The following code does not correctly handle Unicode strings.
-----
import std.stdio;
void main () {
string s;
readf ("%s", &s);
writeln (s.length);
write (s);
}
-----
Example input ("Test." in cyrillic):
-----
Тест.
-----
(hex: D0 A2 D0 B5 D1 81 D1 82 2E 0D 0A)
That is 11 bytes (with '\n'=CR/LF being two bytes on Windows).
Example output:
-----
18
ТеÑÑ.
-----
(hex: C3 90 C2 A2 C3 90 C2 B5 C3 91 C2 81 C3 91 C2 82 2E 0D 0A)
The second line is 19 bytes (again with '\n'=CR/LF being two bytes on Windows).
The reported length (18 counting '\n' as one character - instead of the expected length of 10) ensures that the problem is in reading, not in writing.
Here, the input bytes are handled separately: D0 -> C3 90, A2 -> C2 A2, etc.

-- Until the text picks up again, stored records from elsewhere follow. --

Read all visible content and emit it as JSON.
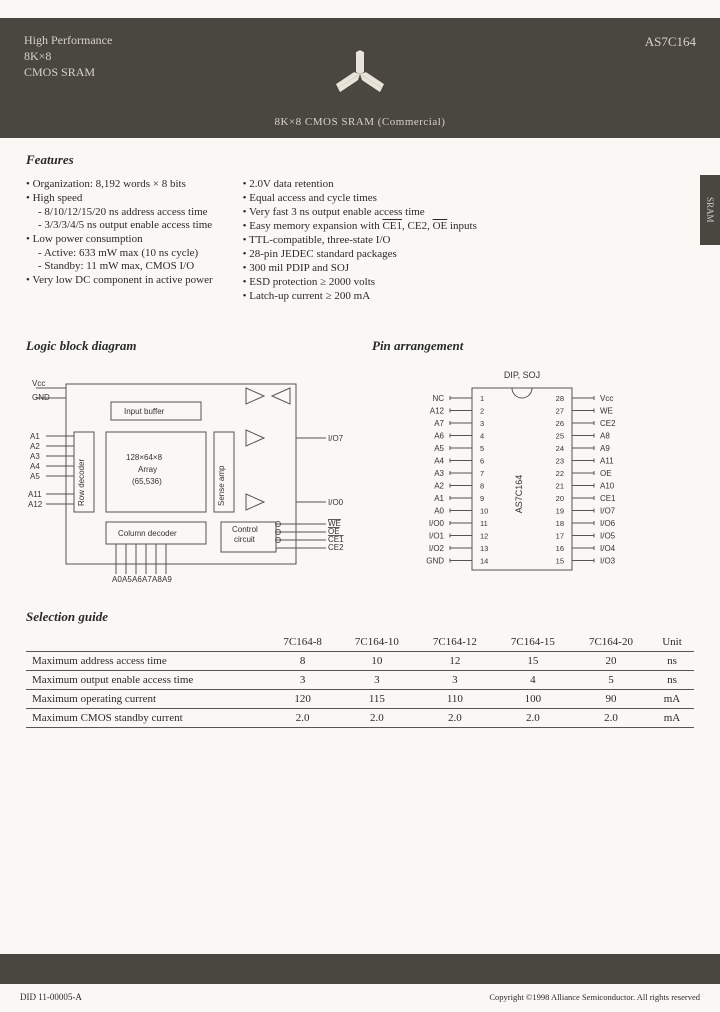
{
  "header": {
    "line1": "High Performance",
    "line2": "8K×8",
    "line3": "CMOS SRAM",
    "right": "AS7C164",
    "sub": "8K×8 CMOS SRAM (Commercial)"
  },
  "sideTab": "SRAM",
  "sections": {
    "features": "Features",
    "logic": "Logic block diagram",
    "pin": "Pin arrangement",
    "selection": "Selection guide"
  },
  "featuresLeft": [
    {
      "t": "b",
      "text": "Organization: 8,192 words × 8 bits"
    },
    {
      "t": "b",
      "text": "High speed"
    },
    {
      "t": "s",
      "text": "8/10/12/15/20 ns address access time"
    },
    {
      "t": "s",
      "text": "3/3/3/4/5 ns output enable access time"
    },
    {
      "t": "b",
      "text": "Low power consumption"
    },
    {
      "t": "s",
      "text": "Active: 633 mW max (10 ns cycle)"
    },
    {
      "t": "s",
      "text": "Standby: 11 mW max, CMOS I/O"
    },
    {
      "t": "b",
      "text": "Very low DC component in active power"
    }
  ],
  "featuresRight": [
    {
      "t": "b",
      "text": "2.0V data retention"
    },
    {
      "t": "b",
      "text": "Equal access and cycle times"
    },
    {
      "t": "b",
      "text": "Very fast 3 ns output enable access time"
    },
    {
      "t": "b",
      "text": "Easy memory expansion with CE1, CE2, OE inputs"
    },
    {
      "t": "b",
      "text": "TTL-compatible, three-state I/O"
    },
    {
      "t": "b",
      "text": "28-pin JEDEC standard packages"
    },
    {
      "t": "b",
      "text": "300 mil PDIP and SOJ"
    },
    {
      "t": "b",
      "text": "ESD protection ≥ 2000 volts"
    },
    {
      "t": "b",
      "text": "Latch-up current ≥ 200 mA"
    }
  ],
  "logic": {
    "vcc": "Vcc",
    "gnd": "GND",
    "inputBuffer": "Input buffer",
    "array1": "128×64×8",
    "array2": "Array",
    "array3": "(65,536)",
    "rowDecoder": "Row decoder",
    "colDecoder": "Column decoder",
    "senseAmp": "Sense amp",
    "control": "Control",
    "circuit": "circuit",
    "io7": "I/O7",
    "io0": "I/O0",
    "we": "WE",
    "oe": "OE",
    "ce1": "CE1",
    "ce2": "CE2",
    "addr": [
      "A1",
      "A2",
      "A3",
      "A4",
      "A5",
      "A11",
      "A12"
    ],
    "bottomAddr": [
      "A0",
      "A5",
      "A6",
      "A7",
      "A8",
      "A9"
    ]
  },
  "pin": {
    "package": "DIP, SOJ",
    "chip": "AS7C164",
    "left": [
      "NC",
      "A12",
      "A7",
      "A6",
      "A5",
      "A4",
      "A3",
      "A2",
      "A1",
      "A0",
      "I/O0",
      "I/O1",
      "I/O2",
      "GND"
    ],
    "right": [
      "Vcc",
      "WE",
      "CE2",
      "A8",
      "A9",
      "A11",
      "OE",
      "A10",
      "CE1",
      "I/O7",
      "I/O6",
      "I/O5",
      "I/O4",
      "I/O3"
    ]
  },
  "selection": {
    "columns": [
      "",
      "7C164-8",
      "7C164-10",
      "7C164-12",
      "7C164-15",
      "7C164-20",
      "Unit"
    ],
    "rows": [
      [
        "Maximum address access time",
        "8",
        "10",
        "12",
        "15",
        "20",
        "ns"
      ],
      [
        "Maximum output enable access time",
        "3",
        "3",
        "3",
        "4",
        "5",
        "ns"
      ],
      [
        "Maximum operating current",
        "120",
        "115",
        "110",
        "100",
        "90",
        "mA"
      ],
      [
        "Maximum CMOS standby current",
        "2.0",
        "2.0",
        "2.0",
        "2.0",
        "2.0",
        "mA"
      ]
    ]
  },
  "footer": {
    "left": "DID 11-00005-A",
    "right": "Copyright ©1998 Alliance Semiconductor. All rights reserved"
  },
  "colors": {
    "band": "#4a4640",
    "page": "#faf8f5",
    "text": "#2a2a2a",
    "line": "#555"
  }
}
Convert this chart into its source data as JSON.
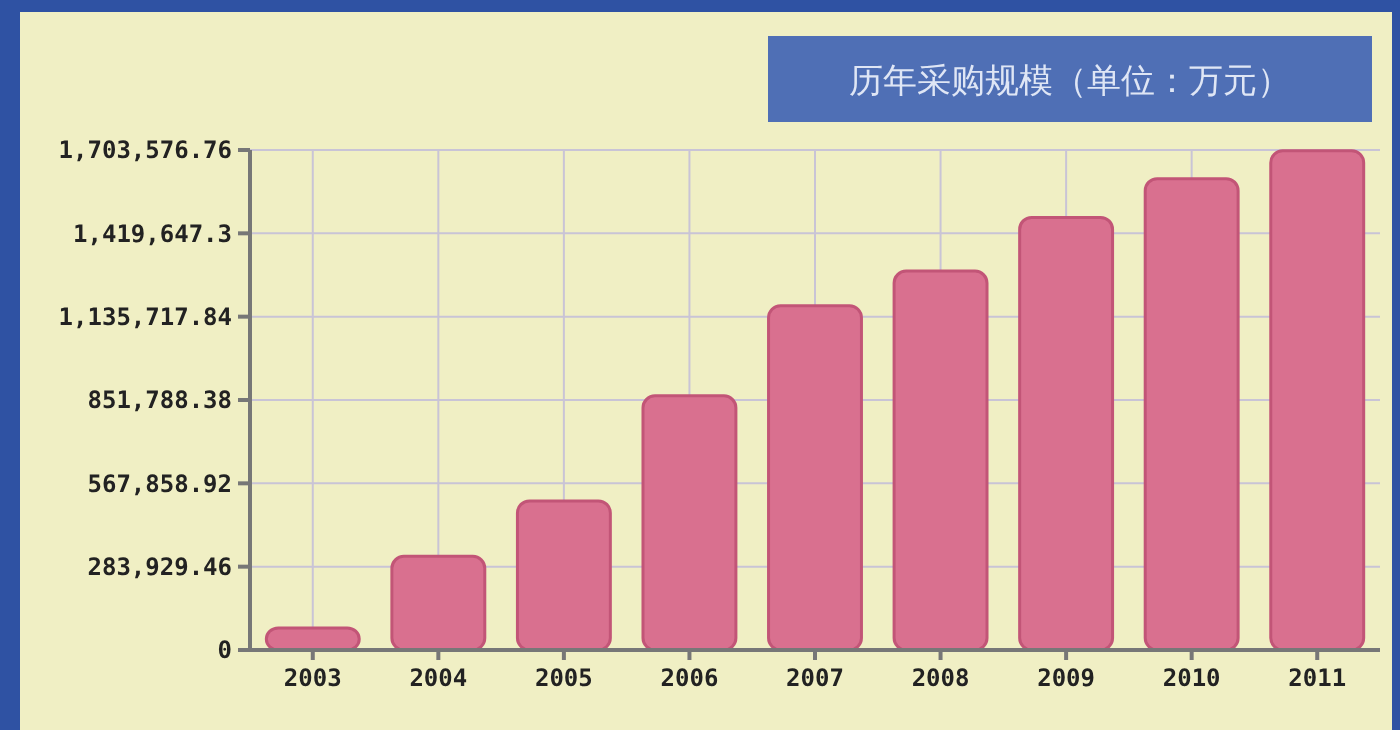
{
  "chart_data": {
    "type": "bar",
    "title": "历年采购规模（单位：万元）",
    "categories": [
      "2003",
      "2004",
      "2005",
      "2006",
      "2007",
      "2008",
      "2009",
      "2010",
      "2011"
    ],
    "values": [
      75000,
      319000,
      508000,
      866000,
      1173000,
      1291000,
      1474000,
      1606000,
      1701000
    ],
    "color": "#d9708f",
    "ylim": [
      0,
      1703576.76
    ],
    "yticks": [
      0,
      {
        "value": 283929.46,
        "label": "283,929.46"
      },
      {
        "value": 567858.92,
        "label": "567,858.92"
      },
      {
        "value": 851788.38,
        "label": "851,788.38"
      },
      {
        "value": 1135717.84,
        "label": "1,135,717.84"
      },
      {
        "value": 1419647.3,
        "label": "1,419,647.3"
      },
      {
        "value": 1703576.76,
        "label": "1,703,576.76"
      }
    ],
    "grid": true
  }
}
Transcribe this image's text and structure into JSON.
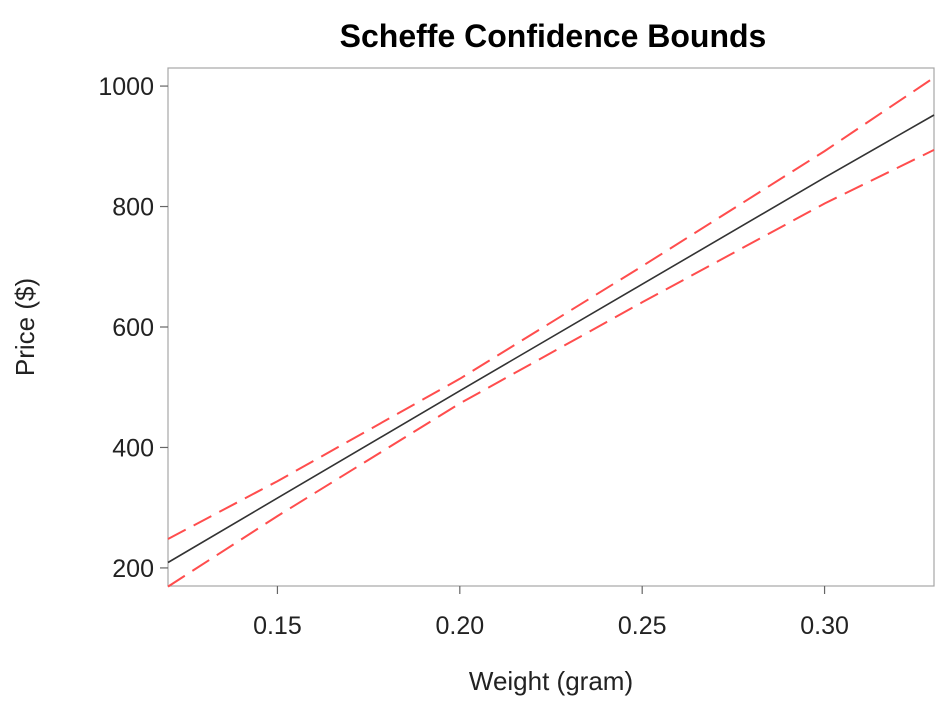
{
  "chart_data": {
    "type": "line",
    "title": "Scheffe Confidence Bounds",
    "xlabel": "Weight (gram)",
    "ylabel": "Price ($)",
    "xlim": [
      0.12,
      0.33
    ],
    "ylim": [
      170,
      1030
    ],
    "x_ticks": [
      0.15,
      0.2,
      0.25,
      0.3
    ],
    "x_tick_labels": [
      "0.15",
      "0.20",
      "0.25",
      "0.30"
    ],
    "y_ticks": [
      200,
      400,
      600,
      800,
      1000
    ],
    "y_tick_labels": [
      "200",
      "400",
      "600",
      "800",
      "1000"
    ],
    "grid": false,
    "legend": "none",
    "series": [
      {
        "role": "fit",
        "color": "#333333",
        "style": "solid",
        "x": [
          0.12,
          0.15,
          0.2,
          0.25,
          0.3,
          0.33
        ],
        "y": [
          209,
          316,
          494,
          671,
          848,
          952
        ]
      },
      {
        "role": "upper-bound",
        "color": "#ff4d4d",
        "style": "dashed",
        "x": [
          0.12,
          0.15,
          0.2,
          0.25,
          0.3,
          0.33
        ],
        "y": [
          248,
          344,
          514,
          701,
          892,
          1014
        ]
      },
      {
        "role": "lower-bound",
        "color": "#ff4d4d",
        "style": "dashed",
        "x": [
          0.12,
          0.15,
          0.2,
          0.25,
          0.3,
          0.33
        ],
        "y": [
          169,
          286,
          473,
          641,
          805,
          894
        ]
      }
    ]
  }
}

On the bright side, reading the file with readln works properly.
Relevant discussion: http://forum.dlang.org/thread/[email protected]
Comment #1 by gassa — 2014-11-04T18:21:43Z
Created attachment 1449
example program
Comment #2 by gassa — 2014-11-04T18:22:00Z
Created attachment 1450
example input
Comment #3 by gassa — 2014-11-04T18:22:13Z
Created attachment 1451
example output
Comment #4 by ag0aep6g — 2014-11-05T18:46:42Z
Copying my comment from the forum thread:
std.stdio.LockingTextReader is to blame:
void main()
{
import std.stdio;
auto ltr = LockingTextReader(std.stdio.stdin);
write(ltr);
}
----
$ echo Тест | rdmd test.d
ТеÑÑ
LockingTextReader has a dchar front. But it doesn't do any
decoding. The dchar front is really a char front.